World News

China unveils terrifying Dongfeng-41 nuke that ‘can strike US in 30 minutes with TEN warheads’ at 70th anniversary parade

CHINA has unveiled its “ultimate doomsday weapon” during one of the nation’s biggest military parades.

The terrifying super-nuke took centre stage at a huge arms showcase held in Tiananmen Square, Beijing, to mark 70 years of Communist rule.

The Dongfeng-41 is a 7,600 mph intercontinental ballistic missile that is said to have the furthest range of any nuclear missile and could reach the US in 30 minutes.

China's Communist Party celebrated its 70th anniversary in power with a military parade that showcased the DF-41, alongside the country's most advanced weapons.

Soldiers in helmets and combat gear shouted, "hello, leader!" and "serve the people" as a formation of fighter jets trailing coloured smoke swooped low over the capital.

Speculation was rife as to what weapons would be unveiled, with parade rehearsals showing missiles and aircraft under camouflage wraps.

One of the most closely-watched weapons unveiled on Tuesday was the Dongfeng-17, a nuclear-capable glider that foreign analysts say is designed to manoeuvre at high speed to evade anti-missile defences.
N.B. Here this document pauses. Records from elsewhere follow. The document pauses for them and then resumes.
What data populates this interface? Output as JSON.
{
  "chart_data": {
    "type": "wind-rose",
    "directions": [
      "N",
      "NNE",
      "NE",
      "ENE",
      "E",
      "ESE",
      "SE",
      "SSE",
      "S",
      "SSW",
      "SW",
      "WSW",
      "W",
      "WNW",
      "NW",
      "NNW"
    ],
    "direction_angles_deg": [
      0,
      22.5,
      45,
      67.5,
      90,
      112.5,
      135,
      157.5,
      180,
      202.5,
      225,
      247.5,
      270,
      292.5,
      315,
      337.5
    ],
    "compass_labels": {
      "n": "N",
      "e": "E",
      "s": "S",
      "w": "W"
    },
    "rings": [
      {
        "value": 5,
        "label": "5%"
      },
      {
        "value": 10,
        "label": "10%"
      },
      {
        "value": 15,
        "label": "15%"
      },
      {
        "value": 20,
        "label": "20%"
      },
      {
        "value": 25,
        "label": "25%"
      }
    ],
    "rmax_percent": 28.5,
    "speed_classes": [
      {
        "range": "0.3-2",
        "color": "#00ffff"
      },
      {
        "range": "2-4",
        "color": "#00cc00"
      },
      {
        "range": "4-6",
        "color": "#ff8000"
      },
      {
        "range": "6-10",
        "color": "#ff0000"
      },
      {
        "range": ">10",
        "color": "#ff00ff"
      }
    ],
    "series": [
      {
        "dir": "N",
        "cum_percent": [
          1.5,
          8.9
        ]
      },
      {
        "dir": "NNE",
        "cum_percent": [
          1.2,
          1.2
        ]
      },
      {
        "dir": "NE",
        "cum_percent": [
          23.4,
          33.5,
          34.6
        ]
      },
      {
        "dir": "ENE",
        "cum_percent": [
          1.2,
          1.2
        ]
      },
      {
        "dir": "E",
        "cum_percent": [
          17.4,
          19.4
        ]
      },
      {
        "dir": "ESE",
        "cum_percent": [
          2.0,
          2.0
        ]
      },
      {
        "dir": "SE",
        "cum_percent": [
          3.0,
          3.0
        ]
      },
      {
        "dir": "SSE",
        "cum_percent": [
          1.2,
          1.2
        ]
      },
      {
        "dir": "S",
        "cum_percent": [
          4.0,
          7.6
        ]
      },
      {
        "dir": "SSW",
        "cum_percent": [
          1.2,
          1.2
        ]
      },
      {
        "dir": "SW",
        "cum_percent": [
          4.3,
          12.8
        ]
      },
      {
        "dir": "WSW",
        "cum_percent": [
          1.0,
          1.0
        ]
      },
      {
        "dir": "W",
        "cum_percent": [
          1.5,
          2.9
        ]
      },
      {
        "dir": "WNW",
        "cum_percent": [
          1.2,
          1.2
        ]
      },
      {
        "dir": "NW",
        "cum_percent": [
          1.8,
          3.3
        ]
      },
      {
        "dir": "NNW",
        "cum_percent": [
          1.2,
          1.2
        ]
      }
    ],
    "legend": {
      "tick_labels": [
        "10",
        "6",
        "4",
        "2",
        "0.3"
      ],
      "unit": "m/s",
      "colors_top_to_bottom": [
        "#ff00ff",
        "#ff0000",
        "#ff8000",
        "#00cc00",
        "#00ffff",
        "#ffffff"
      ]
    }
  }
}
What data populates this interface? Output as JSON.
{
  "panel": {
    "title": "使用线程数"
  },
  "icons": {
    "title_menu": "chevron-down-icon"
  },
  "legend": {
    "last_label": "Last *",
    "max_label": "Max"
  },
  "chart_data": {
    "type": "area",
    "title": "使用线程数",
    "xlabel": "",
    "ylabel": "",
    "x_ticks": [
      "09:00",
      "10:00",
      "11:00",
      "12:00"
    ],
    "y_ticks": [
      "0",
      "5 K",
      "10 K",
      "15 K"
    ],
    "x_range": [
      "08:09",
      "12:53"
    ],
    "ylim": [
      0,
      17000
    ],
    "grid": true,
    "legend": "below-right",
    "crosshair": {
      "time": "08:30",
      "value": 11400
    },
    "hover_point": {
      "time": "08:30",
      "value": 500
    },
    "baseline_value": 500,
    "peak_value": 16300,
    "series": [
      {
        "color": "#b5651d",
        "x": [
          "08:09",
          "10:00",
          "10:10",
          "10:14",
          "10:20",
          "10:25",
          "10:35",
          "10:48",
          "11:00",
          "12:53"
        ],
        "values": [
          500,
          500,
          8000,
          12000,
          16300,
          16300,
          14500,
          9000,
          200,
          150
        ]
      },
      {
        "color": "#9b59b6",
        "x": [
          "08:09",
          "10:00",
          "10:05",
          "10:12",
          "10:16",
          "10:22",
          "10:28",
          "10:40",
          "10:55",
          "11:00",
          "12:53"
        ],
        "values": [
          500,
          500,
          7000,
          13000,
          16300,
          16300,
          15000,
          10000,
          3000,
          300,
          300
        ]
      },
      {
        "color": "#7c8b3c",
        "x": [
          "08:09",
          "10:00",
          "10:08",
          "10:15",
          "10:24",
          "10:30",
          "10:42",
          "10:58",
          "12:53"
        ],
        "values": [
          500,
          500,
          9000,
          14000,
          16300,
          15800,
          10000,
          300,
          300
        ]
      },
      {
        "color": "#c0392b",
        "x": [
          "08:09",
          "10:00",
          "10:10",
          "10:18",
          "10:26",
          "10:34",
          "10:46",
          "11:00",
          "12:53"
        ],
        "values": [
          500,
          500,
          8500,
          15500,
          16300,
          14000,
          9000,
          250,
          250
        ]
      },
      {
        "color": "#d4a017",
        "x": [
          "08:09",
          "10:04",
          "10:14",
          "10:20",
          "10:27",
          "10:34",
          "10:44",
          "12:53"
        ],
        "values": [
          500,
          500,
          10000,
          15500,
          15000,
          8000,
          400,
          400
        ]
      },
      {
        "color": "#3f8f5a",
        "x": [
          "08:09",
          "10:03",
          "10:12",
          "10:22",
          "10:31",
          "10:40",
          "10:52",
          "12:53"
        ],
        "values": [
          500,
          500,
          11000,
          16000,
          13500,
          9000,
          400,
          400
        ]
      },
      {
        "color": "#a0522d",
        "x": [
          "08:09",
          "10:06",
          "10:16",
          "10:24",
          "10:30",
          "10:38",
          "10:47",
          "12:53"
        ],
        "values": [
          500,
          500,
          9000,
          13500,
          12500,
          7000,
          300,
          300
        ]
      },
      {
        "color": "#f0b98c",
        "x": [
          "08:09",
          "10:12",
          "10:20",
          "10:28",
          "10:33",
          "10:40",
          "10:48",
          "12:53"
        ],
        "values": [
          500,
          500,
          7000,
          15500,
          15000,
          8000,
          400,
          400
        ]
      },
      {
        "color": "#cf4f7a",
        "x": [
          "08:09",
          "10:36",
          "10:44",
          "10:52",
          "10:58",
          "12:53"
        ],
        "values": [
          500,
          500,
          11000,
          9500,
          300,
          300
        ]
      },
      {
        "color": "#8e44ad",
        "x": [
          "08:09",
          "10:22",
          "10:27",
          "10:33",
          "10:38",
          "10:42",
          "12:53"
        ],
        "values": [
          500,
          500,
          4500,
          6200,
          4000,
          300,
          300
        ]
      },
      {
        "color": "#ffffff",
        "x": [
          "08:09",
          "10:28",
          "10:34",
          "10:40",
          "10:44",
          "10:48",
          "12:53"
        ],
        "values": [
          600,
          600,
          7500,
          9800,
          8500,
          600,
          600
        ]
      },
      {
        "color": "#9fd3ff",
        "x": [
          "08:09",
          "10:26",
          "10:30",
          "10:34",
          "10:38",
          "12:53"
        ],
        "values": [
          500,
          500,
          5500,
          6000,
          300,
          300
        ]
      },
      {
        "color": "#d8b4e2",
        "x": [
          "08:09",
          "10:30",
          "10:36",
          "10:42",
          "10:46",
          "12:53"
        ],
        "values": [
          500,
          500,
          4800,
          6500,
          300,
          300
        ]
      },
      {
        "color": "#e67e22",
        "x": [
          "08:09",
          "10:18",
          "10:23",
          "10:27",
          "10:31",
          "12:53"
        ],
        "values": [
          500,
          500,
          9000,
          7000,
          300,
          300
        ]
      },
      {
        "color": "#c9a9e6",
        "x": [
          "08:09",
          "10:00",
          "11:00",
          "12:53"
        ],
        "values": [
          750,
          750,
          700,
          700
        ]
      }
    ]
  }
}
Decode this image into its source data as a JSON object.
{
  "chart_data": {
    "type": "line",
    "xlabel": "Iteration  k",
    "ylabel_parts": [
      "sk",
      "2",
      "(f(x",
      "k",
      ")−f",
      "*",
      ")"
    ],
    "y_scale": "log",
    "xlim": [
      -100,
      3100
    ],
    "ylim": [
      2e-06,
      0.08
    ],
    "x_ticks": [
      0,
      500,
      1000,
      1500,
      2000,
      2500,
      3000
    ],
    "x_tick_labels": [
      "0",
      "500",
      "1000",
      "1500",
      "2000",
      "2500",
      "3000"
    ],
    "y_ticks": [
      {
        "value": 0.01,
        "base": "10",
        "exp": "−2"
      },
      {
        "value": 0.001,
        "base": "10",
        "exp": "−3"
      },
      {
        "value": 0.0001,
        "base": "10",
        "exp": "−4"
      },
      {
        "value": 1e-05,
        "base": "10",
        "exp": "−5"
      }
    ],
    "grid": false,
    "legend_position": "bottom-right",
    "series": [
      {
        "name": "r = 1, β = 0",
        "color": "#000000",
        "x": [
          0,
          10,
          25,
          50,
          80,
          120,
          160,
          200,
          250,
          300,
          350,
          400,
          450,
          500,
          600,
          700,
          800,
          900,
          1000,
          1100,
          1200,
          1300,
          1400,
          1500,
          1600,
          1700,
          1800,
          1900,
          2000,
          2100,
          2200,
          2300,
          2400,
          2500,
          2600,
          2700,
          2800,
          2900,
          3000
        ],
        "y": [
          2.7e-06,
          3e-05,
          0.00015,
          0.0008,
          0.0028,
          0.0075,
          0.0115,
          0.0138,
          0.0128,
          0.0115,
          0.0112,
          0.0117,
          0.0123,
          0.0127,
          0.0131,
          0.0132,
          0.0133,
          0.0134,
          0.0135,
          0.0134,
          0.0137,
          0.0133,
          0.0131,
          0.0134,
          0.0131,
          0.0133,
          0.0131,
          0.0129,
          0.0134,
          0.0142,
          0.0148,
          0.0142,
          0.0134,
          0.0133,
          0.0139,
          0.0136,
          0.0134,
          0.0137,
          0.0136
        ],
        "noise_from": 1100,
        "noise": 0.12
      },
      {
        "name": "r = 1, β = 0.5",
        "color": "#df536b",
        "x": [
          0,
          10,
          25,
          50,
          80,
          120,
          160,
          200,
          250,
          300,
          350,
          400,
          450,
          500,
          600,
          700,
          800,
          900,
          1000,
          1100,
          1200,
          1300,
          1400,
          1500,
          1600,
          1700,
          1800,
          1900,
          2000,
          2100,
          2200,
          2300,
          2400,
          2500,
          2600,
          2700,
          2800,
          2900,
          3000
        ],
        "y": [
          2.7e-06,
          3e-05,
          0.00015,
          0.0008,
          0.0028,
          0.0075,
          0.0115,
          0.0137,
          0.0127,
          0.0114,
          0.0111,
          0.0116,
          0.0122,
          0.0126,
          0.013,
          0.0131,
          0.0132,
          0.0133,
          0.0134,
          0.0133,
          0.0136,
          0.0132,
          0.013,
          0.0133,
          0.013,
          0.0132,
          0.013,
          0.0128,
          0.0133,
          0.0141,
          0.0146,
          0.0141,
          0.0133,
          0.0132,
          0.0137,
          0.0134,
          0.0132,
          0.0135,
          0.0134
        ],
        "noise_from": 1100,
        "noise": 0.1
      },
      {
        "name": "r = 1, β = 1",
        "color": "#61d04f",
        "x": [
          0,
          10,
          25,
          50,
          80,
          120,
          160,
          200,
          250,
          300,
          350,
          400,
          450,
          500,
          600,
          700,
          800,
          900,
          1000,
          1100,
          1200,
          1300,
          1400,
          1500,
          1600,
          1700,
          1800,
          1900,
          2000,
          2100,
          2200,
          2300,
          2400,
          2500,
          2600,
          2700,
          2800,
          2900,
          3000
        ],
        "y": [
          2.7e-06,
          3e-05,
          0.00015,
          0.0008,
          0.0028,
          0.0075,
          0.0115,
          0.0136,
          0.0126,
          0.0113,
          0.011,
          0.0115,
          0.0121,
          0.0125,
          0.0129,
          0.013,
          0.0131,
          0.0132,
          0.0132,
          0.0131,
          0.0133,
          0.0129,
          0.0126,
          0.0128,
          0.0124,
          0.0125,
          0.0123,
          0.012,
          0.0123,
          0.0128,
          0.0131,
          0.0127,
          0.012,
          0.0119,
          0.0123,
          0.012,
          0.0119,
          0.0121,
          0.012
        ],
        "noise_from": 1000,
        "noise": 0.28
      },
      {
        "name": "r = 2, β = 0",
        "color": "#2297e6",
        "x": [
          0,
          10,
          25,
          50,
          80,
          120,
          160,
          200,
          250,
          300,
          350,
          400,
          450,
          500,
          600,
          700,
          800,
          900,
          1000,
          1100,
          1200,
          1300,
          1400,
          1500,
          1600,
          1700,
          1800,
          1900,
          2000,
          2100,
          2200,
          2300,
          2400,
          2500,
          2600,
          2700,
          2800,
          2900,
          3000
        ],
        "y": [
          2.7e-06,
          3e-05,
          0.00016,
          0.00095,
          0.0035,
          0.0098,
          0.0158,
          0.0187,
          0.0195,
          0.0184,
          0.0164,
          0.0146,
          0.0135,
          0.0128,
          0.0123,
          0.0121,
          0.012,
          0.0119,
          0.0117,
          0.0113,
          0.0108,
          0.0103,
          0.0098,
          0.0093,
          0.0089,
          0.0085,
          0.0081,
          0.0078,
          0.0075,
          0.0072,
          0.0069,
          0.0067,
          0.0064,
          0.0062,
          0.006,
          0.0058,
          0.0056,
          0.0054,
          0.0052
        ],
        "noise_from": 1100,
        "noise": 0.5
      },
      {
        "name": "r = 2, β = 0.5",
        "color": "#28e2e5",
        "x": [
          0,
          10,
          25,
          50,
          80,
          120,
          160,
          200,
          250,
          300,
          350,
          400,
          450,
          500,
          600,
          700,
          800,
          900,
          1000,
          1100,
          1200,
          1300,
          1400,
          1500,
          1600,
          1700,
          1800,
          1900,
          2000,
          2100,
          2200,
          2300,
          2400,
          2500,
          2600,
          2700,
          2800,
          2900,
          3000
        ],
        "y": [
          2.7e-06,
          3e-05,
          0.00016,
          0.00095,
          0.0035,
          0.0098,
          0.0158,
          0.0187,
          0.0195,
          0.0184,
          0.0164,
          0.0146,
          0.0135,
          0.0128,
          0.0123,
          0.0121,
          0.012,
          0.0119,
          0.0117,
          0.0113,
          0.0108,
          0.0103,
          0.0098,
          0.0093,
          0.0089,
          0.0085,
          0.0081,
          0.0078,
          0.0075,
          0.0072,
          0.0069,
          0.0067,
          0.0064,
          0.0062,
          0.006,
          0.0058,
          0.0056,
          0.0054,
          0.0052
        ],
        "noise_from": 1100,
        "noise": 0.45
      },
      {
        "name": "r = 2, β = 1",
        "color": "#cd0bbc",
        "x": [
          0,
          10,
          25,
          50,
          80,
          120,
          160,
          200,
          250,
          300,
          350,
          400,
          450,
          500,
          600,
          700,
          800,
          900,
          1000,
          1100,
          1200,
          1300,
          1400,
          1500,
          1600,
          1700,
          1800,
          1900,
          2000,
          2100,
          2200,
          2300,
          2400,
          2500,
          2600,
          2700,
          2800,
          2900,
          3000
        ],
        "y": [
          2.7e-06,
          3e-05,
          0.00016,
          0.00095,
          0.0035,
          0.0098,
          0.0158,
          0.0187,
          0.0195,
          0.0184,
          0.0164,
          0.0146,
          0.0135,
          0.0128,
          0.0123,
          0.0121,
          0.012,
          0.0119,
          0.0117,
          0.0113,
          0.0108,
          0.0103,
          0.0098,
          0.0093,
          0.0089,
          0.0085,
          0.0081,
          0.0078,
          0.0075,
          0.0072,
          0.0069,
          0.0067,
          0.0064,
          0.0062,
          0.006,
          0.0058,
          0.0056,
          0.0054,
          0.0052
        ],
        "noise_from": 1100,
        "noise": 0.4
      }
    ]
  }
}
The Chinese government is keen to assert its dominance in Asia and particularly in the South China Sea where it has been busy building militarised islands in international waters.

And its clear message to the US is that it is getting closer than ever to matching it in terms of military might.

No force can shake the status of our great motherland, and no force can stop the progress of the Chinese people and the Chinese nation.

A defence ministry spokesman recently said Beijing had no intention to "flex its muscles" but was instead keen to show a "peace-loving and responsible China".

But, President Xi Jinping warned at the event: "No force can shake the status of our great motherland, and no force can stop the progress of the Chinese people and the Chinese nation."

The major ceremony was held to mark the day that Mao Zedong pronounced the founding of the People's Republic of China on October 1, 1949 from the imposing Tiananmen Gate.


China has about 280 nuclear warheads, compared with 6,450 for America and 6,850 for Russia, according to the Stockholm International Peace Research Institute (SIPRI).

The military showed off China's most advanced weapons, some being shown for the first time, as rows of soldiers marched in lockstep past President Xi Jinping and other leaders in Tiananmen Square, the country's symbolic political heart.

Thousands of spectators waved Chinese flags and fighter jets flew low overhead.

The party's emphasis on missiles and other long-range weapons reflects Beijing's desire to displace the United States as the region's dominant force and enforce claims to Taiwan, the South China Sea and other disputed territories.

The high-profile parade included 15,000 troops, more than 160 aircraft and 580 pieces of military equipment, according to Ministry of Defence spokesman Major General Cai Zhijun.

A supersonic drone, hypersonic missile and a robot submarine were also shown off.

But all eyes were primed for whether the huge Dongfeng 41 (DF-41) missile would roll through Tiananmen Square in its debut public appearance.

Many new weapons “will be shown for the first time,” Cai told reporters last week. Asked whether that would include the DF-41, Cai said, “Please wait and see.”

No details of the DF-41 have been released, but the Centre for Strategic and International Studies in Washington said it may have the world’s longest range at 15,000 kilometres.

US nuclear tipped missiles fall a few thousand kilometres short of that.

Analysts say the DF-41, flying at 25 times the speed of sound, might be able to reach the US in 30 minutes with up to 10 warheads for separate targets.

China’s current mainstay missile the Dongfeng-31 — Dongfeng means “east wind” — has a range of more than 11,200 kilometres that puts most of the continental US within reach.